Regardless, you might want to change your accumulator (that is, your shared memory storage) from float to double, so your declaration in the reduction looks like:
extern volatile __shared__ double sdata[];
But then, the reduction stores the final value in the first element of the input array. So you are left with the problem of having a double accumulator but a float final storage… will you change everything from float to double to accomodate this, and reduce the amount of work you can compute at a time due to the now twice as big storage? Just a few things for you to consider if you have a similar problem to solve.
The other thing to be aware of is: the reduction overwrites the first element of the input array. If you, just like me, have to preserve it in order to run other computations, store it in a temporary variable in the device, so the program doesn’t have to copy the whole array from device to host memory because of 1 element. The function that launches reduction kernels and other computations account for this, so find it below (including my reduction launching parameters) and change to what you need:
bool big_computation(void)
{
const unsigned int grid_Size = 256, block_Size = 128;
float *reduction_tmp; // Stores the final reduction and the first input element
__CUDA_CALL(cudaMallocManaged(&reduction_tmp, 2 * sizeof(float)));
__CUDA_CALL(cudaMemset(reduction_tmp, 0, 2 * sizeof(float)));
__CUDA_CALL(cudaDeviceSynchronize()); // Needed due to allocation with cudaMallocManaged
// Copy the first element of input array to second element of temp array, pointer arithmetics
__CUDA_CALL(cudaMemcpy(reduction_tmp + 1, array_in, sizeof(float), cudaMemcpyDeviceToDevice));
__CUDA_CALL(cudaDeviceSynchronize());
// Runs the reduction
cuda_absreduction_1D < block_Size > <<< grid_Size, block_Size, block_Size * sizeof(float) >>> (array_in, array_out, array_length);
cuda_absreduction_1D < block_Size > <<< 1, block_Size, block_Size * sizeof(float) >>> (array_out, array_in, grid_Size);
__CUDA_CALL(cudaDeviceSynchronize());
// Copy things back to their places before running other computations
// Final reduction from array_in[0] to reduction_tmp[0]
__CUDA_CALL(cudaMemcpy(reduction_tmp, array_in, sizeof(float), cudaMemcpyDeviceToDevice));
__CUDA_CALL(cudaDeviceSynchronize());
// First sample from reduction_tmp[1] to array_in[0]
__CUDA_CALL(cudaMemcpy(array_in, reduction_tmp + 1, sizeof(float), cudaMemcpyDeviceToDevice));
__CUDA_CALL(cudaDeviceSynchronize());
// Here I call other functions that depend on the result of the reduction
// Finished, deallocate the temp array
__CUDA_CALL(cudaFree(reduction_tmp));
return true;
}
__CUDA_CALL is that macro that we see in countless CUDA tutorials that does error checking on CUDA commands.

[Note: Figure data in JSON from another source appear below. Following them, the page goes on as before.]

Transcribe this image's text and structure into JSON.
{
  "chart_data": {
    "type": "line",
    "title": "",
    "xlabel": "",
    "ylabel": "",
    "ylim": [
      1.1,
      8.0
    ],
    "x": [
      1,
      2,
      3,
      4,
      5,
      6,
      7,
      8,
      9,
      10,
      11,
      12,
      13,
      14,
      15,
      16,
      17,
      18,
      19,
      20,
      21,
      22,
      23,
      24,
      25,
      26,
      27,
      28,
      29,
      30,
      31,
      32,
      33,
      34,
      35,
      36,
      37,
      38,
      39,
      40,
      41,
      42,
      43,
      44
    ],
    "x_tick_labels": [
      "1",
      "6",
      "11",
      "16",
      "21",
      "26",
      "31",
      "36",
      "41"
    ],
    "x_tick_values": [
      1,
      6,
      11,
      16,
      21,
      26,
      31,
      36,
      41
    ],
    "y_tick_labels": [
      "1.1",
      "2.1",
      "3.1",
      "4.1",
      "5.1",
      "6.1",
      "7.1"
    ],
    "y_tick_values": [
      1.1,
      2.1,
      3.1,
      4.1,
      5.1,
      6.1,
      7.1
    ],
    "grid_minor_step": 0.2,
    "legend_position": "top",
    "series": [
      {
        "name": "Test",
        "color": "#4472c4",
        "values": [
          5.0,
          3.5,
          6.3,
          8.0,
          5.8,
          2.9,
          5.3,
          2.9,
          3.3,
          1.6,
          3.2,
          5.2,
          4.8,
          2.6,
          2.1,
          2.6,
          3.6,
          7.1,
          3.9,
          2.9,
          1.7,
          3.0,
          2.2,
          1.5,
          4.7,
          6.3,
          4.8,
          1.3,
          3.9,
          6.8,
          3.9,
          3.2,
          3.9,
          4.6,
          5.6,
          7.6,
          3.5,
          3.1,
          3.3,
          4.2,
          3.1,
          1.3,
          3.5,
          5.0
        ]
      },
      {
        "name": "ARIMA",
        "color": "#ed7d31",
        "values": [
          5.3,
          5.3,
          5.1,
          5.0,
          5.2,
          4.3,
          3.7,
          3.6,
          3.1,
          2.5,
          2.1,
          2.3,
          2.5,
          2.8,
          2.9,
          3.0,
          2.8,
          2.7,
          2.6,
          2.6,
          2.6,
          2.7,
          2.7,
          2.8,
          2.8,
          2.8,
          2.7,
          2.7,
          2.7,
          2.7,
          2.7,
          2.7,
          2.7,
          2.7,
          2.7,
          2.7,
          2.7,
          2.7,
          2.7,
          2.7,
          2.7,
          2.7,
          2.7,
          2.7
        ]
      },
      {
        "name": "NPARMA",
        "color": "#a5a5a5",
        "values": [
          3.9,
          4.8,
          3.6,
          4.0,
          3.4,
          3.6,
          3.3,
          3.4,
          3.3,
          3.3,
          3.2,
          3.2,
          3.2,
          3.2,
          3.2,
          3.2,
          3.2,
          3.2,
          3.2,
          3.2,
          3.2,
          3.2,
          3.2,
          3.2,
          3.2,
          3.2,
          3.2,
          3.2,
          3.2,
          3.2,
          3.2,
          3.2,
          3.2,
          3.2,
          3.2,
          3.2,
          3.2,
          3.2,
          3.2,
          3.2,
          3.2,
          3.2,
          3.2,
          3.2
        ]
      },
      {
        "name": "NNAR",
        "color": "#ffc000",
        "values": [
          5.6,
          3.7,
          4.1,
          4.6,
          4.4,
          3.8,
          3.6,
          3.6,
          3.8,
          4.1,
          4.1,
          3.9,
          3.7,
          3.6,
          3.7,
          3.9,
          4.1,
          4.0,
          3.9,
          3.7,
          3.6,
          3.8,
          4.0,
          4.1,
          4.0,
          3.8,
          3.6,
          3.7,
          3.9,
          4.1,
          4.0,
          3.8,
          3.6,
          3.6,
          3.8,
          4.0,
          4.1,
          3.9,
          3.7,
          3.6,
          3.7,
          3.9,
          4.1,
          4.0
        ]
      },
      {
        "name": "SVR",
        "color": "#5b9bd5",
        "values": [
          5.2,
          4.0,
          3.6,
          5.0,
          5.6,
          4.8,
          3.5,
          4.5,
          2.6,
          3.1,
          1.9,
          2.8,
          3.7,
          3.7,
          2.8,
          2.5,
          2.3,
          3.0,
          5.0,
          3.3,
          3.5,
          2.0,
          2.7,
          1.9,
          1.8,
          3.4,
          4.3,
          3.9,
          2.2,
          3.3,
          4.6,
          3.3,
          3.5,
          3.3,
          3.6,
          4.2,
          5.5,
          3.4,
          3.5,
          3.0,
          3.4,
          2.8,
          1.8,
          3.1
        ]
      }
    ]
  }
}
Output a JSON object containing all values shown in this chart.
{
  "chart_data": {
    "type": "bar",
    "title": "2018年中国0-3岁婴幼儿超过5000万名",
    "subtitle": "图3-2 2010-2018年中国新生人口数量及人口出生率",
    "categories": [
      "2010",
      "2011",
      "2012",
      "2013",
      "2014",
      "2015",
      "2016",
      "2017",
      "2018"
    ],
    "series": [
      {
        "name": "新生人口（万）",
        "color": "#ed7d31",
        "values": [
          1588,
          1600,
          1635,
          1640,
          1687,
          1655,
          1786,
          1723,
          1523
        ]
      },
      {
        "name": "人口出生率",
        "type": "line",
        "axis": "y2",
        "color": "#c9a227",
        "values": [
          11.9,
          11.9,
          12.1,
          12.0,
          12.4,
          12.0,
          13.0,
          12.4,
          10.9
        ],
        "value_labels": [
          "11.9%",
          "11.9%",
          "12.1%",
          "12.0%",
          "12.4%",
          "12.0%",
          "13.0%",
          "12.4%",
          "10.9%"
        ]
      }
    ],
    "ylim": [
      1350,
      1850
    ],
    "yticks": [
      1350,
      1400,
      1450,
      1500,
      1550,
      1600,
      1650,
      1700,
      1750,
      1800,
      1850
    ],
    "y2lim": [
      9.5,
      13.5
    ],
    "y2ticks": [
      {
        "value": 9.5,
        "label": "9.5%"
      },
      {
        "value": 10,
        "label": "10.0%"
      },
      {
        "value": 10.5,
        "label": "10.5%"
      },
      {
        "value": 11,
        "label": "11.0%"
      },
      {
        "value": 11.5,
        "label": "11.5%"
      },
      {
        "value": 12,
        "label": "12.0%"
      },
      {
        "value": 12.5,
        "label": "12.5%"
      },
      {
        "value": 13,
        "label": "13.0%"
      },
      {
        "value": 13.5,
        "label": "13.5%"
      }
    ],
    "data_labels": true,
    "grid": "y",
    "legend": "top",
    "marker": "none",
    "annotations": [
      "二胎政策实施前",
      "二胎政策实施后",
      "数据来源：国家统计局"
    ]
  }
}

This one returns false at any error, and if all went fine, my function returns true. On the thread mentioned above, check the reply by Njuffa in the end, he shares a macro to check for errors after launching a kernel function (which __CUDA_CALL can’t help with).
I’m still thinking of how to overcome the overflow problem, but this post was more to make you aware of how an absolute reduction of floats requires extra care. I will drink something now.